In this work, I will show that the collapse can happen in even weaker logics. As a consequence of this result, several non-monotonic conditionals will also collapse to the indicative. Following Belnap (1963)’s arguments about tonk, I will reflect on how the consequence relation influences the meaning of the connectives one is defining and I will argue that if one thinks the meaning of a conditional in terms of the rules it validates, then some of these conditionals are good candidates to model indicatives.

Francesco Genco (University of Turin): A Logical Theory of Computational Trustworthiness in a Calculus with Dependent Types 

Tuesday 22 October, 12-13h, Aula di Antica, Palazzo Nuovo, second floor

Probabilistic programs—that is, programs featuring stochastic computational steps—are used extensively and fruitfully in many areas of computer science. These programs have radically changed our perspective on well-established computational notions such as correctness.
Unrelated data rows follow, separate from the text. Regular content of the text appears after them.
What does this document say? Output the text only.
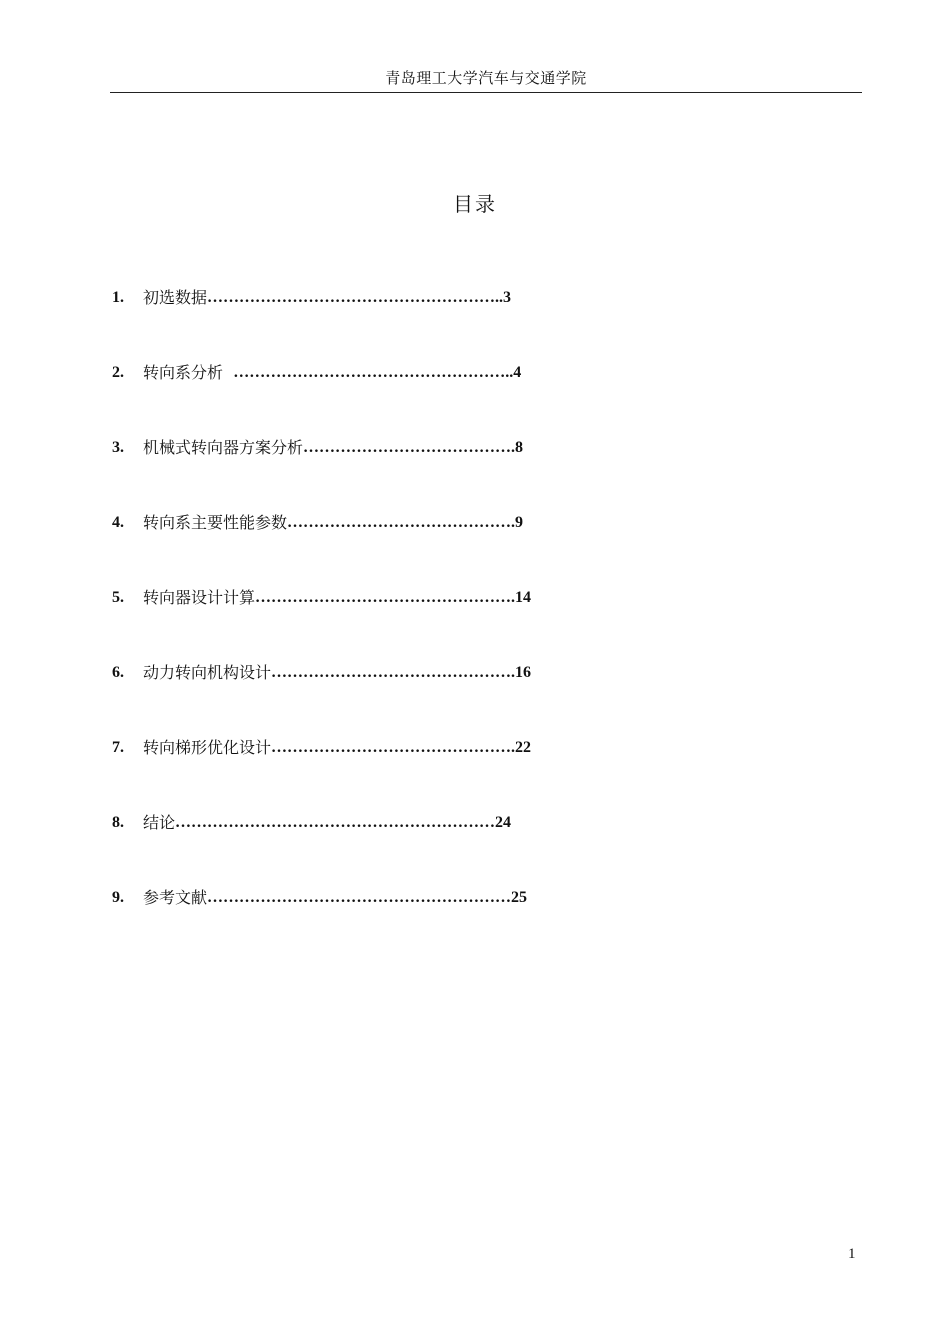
青岛理工大学汽车与交通学院
目录
1.	初选数据 ……………………………………………….. 3
2.	转向系分析 …………………………………………….. 4
3.	机械式转向器方案分析 …………………………………. 8
4.	转向系主要性能参数 ……………………………………. 9
5.	转向器设计计算 …………………………………………. 14
6.	动力转向机构设计 ………………………………………. 16
7.	转向梯形优化设计 ………………………………………. 22
8.	结论 …………………………………………………… 24
9.	参考文献 ………………………………………………… 25
1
Because of their nondeterministic behaviour, indeed, typical probabilistic programs cannot be said to always compute the correct output. In practice, nevertheless, we often have quite strong expectations about the frequency with which certain outputs should be returned by a given probabilistic program. A suitable weakening of the notion of correctness, called trustworthiness, has been defined in order to formalise this intuition. We present a type-theoretical system that enables us to encode the computational procedures required to establish whether a program is trustworthy or not and to logically reason about the behaviour of programs with respect to trustworthiness.